Morgan Stanley admitted that other studios and movie theatres were likely to replicate deals similar to AMC Entertainment and Universal Pictures, ‘ending a decades old theatrical model’.
‘AMC is the largest US exhibitor, and it is hard to see this paradigm shift not being replicated by other studios and exhibitors such as Cineworld,’ Morgan Stanley added.
However, AMC Entertainment believes that its deal with Universal Pictures is a win-win situation that will help improve the profitability of both theatres and film studios.
‘We are participating in the entirety of the economics of the new structure, and because premium video on demand creates the added potential for increased movie studio profitability, which should in turn lead to the green-lighting of more theatrical movies,’ AMC Theatres CEO Adam Aron said.
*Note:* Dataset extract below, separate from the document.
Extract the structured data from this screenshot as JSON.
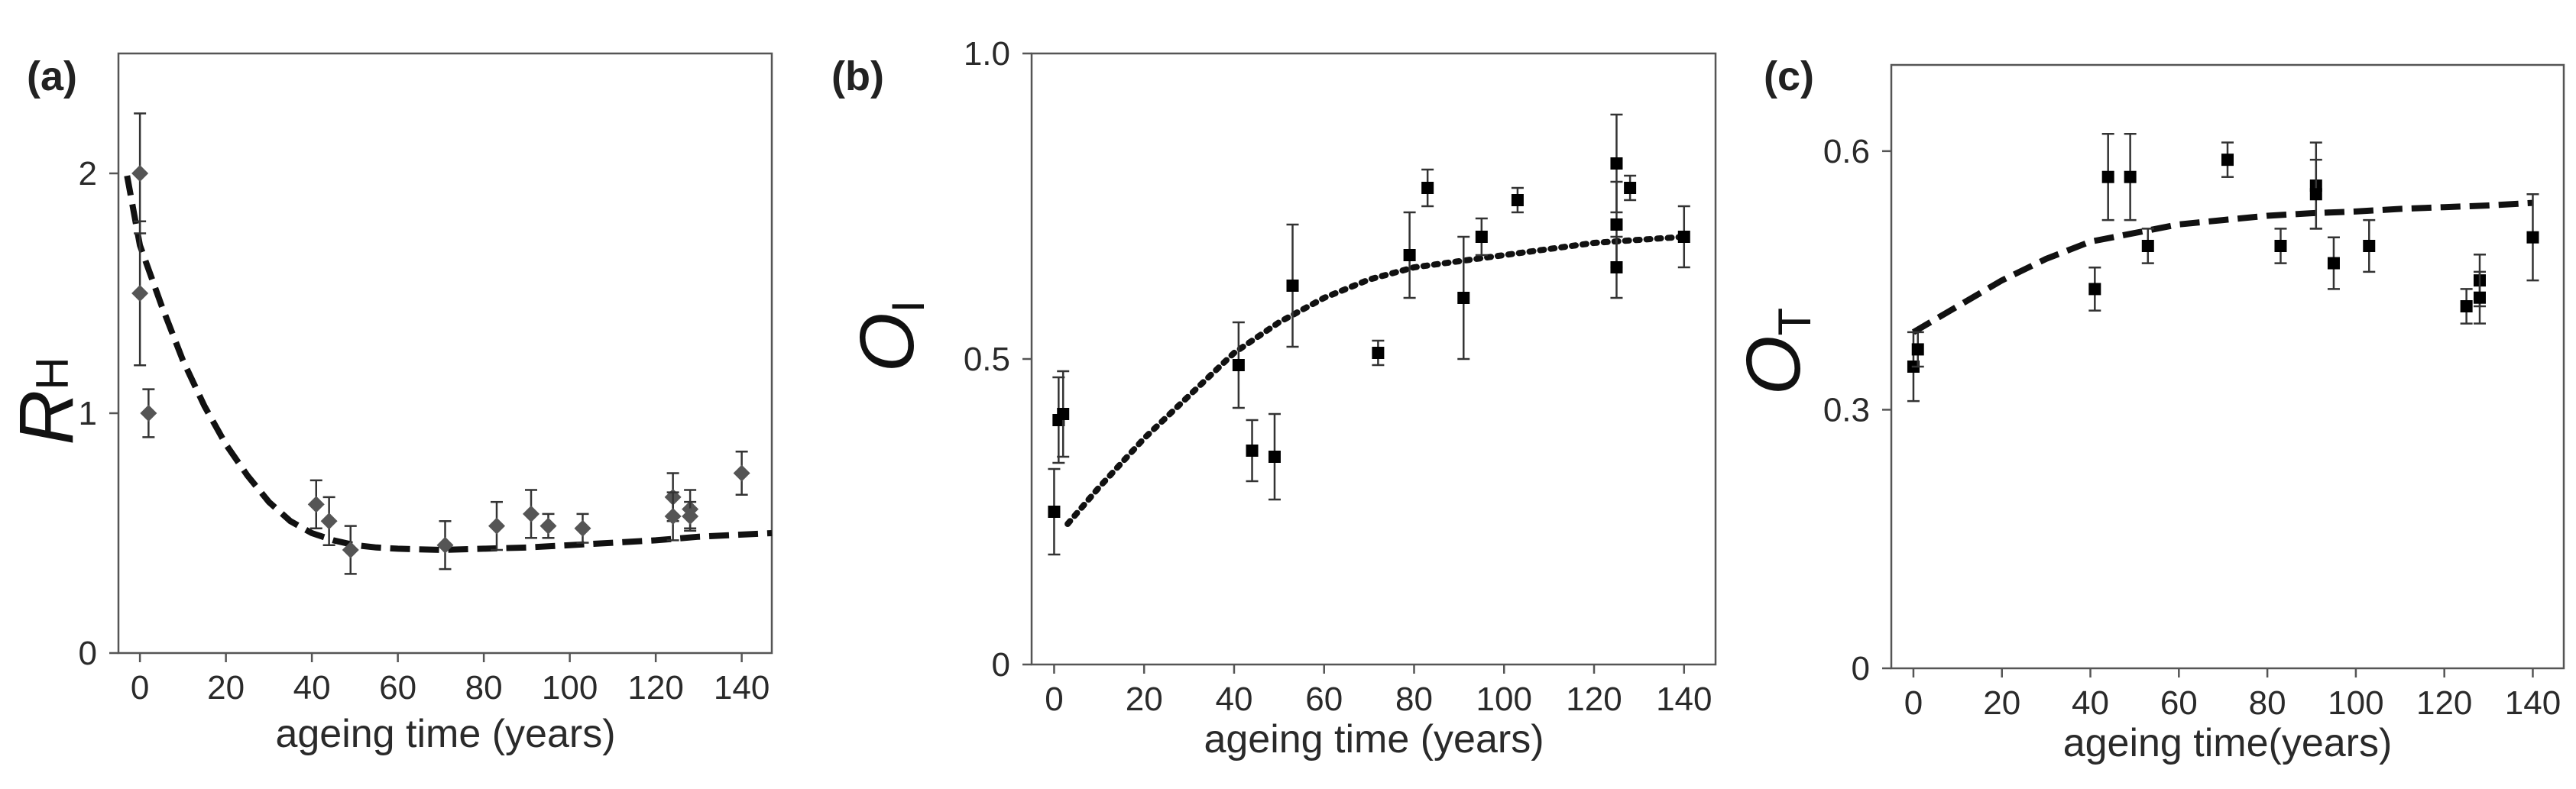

Cineworld shares fall further than Morgan Stanley forecast
Analysts at Morgan Stanley clearly saw the writing was on the wall for Cineworld and its peers back on 1 June, downgrading it to ‘underweight’ and slashing its target price for the stock from 180p to 60p per share.
On 1 June, Cineworld was trading at 79p per share, with Morgan Stanley’s price target representing a potential downside of 24%.
However, the beleaguered cinema chain has seen its share price shed more than 50% of its value since then and looks capable of returning to March lows where it hit 21p per share.
Cineworld is trading at 38p at the time of publication, with the stock down 82% year-to-date.